Un sorriso affiorò anche sul volto dell’altro: entrambi, adesso, sembravano i
ragazzini che erano, quelli che Draco ricordava, ai
tempi di Hogwarts. « Ma per oggi può bastare. Gli
altri hanno bisogno di riposare » Un lieve, impercettibile sospiro. « E anche
tu ».
Neville
si alzò e, senza dire più una parola, uscì dalla tenda. La consapevolezza di
essere rimasto da solo con la Mezzosangue esplose dentro di lui sotto forma di
una strana, inconcepibile rabbia.
« Se ti aspetti che ti ringrazi per… » cominciò, la voce rabbiosa di un cane
randagio.
« Non mi aspetto niente da te, Malfoy »
Hermione non gli permise neanche di concludere la
frase: lo interruppe con il suo tono pacato, intriso di una punta di amaro
rancore. Il modo in cui aveva pronunciato il suo cognome, poi, come per
rimarcare le differenze e tracciare confini netti e linee precise, lo irritò
oltremodo. Mentre Draco prendeva fiato per parlare,
lei, con gesti lenti e tranquilli, prese un vecchio bicchiere di latta e vi
versò dentro una generosa ondata d’acqua fresca. Il giovane si rese conto solo
in quel momento che la gola prudeva in modo fastidioso, e la visione fu tanto
dolorosa ed evocativa da indurlo al silenzio. Quando Hermione
si voltò, gli sembrò di vedere l’ombra di un sorriso sul suo volto, ma
probabilmente era solo uno scherzo giocato dalla luce intermittente delle
torce.
La ragazza si piegò su di lui senza
mai incrociare il suo sguardo. Draco, istintivamente,
si ritrasse quando la vide avvicinarsi, emettendo un ringhio rabbioso, come un
animale ferito e braccato, costretto in un angolo. Lei non batté ciglio, e si
adoperò con zelo sui nodi che gli stringevano i polsi.
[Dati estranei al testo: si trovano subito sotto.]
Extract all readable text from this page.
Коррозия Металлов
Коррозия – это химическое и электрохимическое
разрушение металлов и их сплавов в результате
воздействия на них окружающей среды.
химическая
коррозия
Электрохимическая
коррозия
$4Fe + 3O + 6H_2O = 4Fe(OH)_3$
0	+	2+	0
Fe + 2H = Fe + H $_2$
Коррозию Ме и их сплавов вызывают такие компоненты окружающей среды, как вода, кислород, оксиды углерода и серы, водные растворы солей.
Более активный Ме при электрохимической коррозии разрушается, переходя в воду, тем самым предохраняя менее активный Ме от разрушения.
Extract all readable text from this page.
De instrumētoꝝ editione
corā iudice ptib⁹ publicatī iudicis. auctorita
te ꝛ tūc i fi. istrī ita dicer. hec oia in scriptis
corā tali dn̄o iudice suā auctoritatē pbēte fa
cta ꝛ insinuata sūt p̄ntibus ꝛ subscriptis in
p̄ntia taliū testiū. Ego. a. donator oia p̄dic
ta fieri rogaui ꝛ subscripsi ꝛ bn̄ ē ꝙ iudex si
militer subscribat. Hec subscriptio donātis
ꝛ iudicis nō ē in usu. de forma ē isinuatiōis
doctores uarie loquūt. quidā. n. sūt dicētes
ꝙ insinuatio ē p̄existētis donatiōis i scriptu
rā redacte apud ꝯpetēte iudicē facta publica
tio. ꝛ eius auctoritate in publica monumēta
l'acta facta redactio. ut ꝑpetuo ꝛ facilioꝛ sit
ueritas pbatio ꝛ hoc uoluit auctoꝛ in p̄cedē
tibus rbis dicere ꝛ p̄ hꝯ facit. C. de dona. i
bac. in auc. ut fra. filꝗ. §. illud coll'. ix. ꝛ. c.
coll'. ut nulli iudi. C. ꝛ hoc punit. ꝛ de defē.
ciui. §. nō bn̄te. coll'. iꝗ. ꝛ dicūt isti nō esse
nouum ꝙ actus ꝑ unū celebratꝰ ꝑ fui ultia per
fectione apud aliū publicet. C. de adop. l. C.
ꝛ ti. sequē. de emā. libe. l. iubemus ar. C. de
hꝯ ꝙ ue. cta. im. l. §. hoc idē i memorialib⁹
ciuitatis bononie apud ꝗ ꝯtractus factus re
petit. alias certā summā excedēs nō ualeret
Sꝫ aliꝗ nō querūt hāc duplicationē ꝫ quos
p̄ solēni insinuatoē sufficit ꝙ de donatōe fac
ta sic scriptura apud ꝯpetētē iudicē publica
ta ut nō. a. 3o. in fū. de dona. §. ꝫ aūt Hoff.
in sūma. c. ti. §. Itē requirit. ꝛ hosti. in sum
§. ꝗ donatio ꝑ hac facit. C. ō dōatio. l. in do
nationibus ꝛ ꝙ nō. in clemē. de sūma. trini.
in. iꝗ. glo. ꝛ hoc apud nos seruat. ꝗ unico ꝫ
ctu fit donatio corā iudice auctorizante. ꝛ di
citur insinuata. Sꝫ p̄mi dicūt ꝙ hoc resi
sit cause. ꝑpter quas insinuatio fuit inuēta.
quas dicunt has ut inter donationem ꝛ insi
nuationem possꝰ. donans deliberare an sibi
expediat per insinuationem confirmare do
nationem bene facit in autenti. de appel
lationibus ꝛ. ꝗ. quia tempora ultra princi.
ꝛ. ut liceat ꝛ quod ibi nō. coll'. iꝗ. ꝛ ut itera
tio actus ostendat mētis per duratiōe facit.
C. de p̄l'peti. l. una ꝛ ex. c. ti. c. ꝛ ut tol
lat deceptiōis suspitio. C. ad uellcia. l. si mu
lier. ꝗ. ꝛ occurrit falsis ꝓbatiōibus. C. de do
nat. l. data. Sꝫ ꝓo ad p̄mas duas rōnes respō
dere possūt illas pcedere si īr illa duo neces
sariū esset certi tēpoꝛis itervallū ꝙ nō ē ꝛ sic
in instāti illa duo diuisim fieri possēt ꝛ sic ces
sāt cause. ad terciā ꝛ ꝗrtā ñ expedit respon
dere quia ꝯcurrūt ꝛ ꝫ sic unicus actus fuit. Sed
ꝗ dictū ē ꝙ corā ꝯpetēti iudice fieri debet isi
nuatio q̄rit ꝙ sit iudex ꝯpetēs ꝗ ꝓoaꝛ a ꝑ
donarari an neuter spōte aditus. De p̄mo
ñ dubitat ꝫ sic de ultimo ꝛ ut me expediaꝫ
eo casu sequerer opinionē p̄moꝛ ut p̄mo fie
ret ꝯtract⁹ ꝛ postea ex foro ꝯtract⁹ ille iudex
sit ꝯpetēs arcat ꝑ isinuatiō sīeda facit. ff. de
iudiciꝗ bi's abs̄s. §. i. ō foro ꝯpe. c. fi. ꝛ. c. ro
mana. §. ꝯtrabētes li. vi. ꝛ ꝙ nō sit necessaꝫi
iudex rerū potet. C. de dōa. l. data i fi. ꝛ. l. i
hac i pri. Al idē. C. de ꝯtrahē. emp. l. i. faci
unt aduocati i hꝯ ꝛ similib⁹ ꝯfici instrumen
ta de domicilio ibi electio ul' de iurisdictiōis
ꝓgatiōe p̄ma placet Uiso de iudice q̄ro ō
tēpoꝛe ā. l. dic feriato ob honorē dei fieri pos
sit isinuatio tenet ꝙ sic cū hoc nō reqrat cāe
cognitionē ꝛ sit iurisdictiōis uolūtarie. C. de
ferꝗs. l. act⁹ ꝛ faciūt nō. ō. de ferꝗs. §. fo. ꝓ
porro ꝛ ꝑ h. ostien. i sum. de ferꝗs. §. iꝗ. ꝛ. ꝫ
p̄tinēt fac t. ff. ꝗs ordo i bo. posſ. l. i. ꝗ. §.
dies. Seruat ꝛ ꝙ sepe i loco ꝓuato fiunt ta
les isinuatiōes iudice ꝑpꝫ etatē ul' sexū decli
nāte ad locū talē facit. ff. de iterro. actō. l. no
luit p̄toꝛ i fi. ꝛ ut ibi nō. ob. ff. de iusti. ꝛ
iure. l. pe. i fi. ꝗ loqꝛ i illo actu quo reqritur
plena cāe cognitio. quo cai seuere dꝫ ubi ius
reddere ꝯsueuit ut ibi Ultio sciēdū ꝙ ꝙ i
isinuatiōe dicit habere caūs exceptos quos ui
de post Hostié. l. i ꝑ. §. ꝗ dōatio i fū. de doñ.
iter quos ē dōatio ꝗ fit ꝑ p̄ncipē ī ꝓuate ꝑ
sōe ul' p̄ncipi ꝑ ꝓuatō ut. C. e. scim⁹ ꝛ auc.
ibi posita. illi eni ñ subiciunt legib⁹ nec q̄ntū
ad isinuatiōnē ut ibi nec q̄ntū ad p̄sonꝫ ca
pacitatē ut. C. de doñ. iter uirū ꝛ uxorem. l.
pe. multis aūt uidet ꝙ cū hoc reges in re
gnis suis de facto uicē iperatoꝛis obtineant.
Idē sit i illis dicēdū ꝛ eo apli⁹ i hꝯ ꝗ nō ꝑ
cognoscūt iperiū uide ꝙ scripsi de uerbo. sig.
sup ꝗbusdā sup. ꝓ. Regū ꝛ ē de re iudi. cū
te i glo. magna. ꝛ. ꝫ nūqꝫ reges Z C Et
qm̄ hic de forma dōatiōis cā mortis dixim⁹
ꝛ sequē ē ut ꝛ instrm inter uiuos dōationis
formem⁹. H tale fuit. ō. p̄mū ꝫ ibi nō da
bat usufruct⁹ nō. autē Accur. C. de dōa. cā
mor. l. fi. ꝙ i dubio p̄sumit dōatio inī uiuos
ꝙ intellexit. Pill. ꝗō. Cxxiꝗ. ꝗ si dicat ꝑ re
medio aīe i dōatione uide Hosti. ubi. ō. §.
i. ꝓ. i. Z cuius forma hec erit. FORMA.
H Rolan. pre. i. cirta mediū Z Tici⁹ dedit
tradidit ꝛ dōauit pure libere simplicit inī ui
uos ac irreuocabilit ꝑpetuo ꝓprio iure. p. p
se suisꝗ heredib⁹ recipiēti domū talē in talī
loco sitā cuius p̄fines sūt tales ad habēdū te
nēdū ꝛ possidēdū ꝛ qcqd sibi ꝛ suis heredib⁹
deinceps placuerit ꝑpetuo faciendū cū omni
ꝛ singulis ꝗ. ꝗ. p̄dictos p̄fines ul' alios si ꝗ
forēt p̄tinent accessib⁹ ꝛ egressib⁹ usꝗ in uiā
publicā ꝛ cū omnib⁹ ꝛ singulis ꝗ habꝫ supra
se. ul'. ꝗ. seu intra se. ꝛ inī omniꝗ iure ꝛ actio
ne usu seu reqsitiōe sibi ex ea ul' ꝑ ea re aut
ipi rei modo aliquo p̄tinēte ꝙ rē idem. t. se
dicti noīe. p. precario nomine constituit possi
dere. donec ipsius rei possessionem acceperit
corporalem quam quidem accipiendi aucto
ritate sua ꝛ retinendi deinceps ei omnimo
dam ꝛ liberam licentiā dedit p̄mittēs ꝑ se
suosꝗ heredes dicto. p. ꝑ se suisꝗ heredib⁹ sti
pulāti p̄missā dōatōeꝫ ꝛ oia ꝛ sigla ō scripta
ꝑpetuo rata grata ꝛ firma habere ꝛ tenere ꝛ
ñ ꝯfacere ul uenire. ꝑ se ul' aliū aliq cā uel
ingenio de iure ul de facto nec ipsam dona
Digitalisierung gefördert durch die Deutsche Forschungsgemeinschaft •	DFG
Le corde si sciolsero, obbedienti, e
si adagiarono con dolcezza sul pavimento mentre Draco,
incredulo, si massaggiava i polsi irritati e doloranti, lanciando occhiate
rancorose alla giovane che, evitando il suo sguardo con sorprendente efficacia,
prese il bicchiere e glielo porse, insieme a una mela dall’aspetto marcio e
vecchio.
Lui si limitò a guardarla con aria di
sfida, osservando gli occhi scuri e stanchi tra le lunghe ciglia, le ombre
drappeggiate sugli zigomi, la piega delle labbra. Un violento dolore al petto
lo costrinse a distogliere lo sguardo nello stesso momento in cui lei, con un
sospiro, poggiava bicchiere e mela ai suoi piedi. Non si era accorta del suo
tentennamento.
« Non hai paura che scappi? » la provocò Draco
quando la ragazza gli girò le spalle ancora una volta.
« Non puoi scappare » replicò lei con tono tranquillo.
Anche se tutto ciò che il giovane vedeva era la sua schiena, immaginò che
stesse sorridendo con maligna soddisfazione.
« Mi hai appena liberato » le ricordò con tono beffardo. « Potrei ucciderti e fuggire, sarebbe
così semplice »
Draco rise, accompagnando con uno sbuffo ironico la
sua affermazione.
Fu in quel momento che gli occhi di Hermione si puntarono dritti in quelli del ragazzo. Si
voltò lentamente, con gesti posati, apparentemente stanchi, eppure il suo
sguardo dardeggiò dritto nelle iridi di Draco fino a
trapanargli il cervello. Fu doloroso. C’era qualcosa di
strano, in quello sguardo: una curiosità accesa, un rancore evidente, una pietà
che forse era il fastidio più grande. Mentre le rivolgeva, tra le ciglia socchiuse, uno
sguardo raggelante, lei rispose.
« Non puoi scappare » ripeté. « Le corde erano solo un fastidio in
più che hanno voluto provocarti per dispetto »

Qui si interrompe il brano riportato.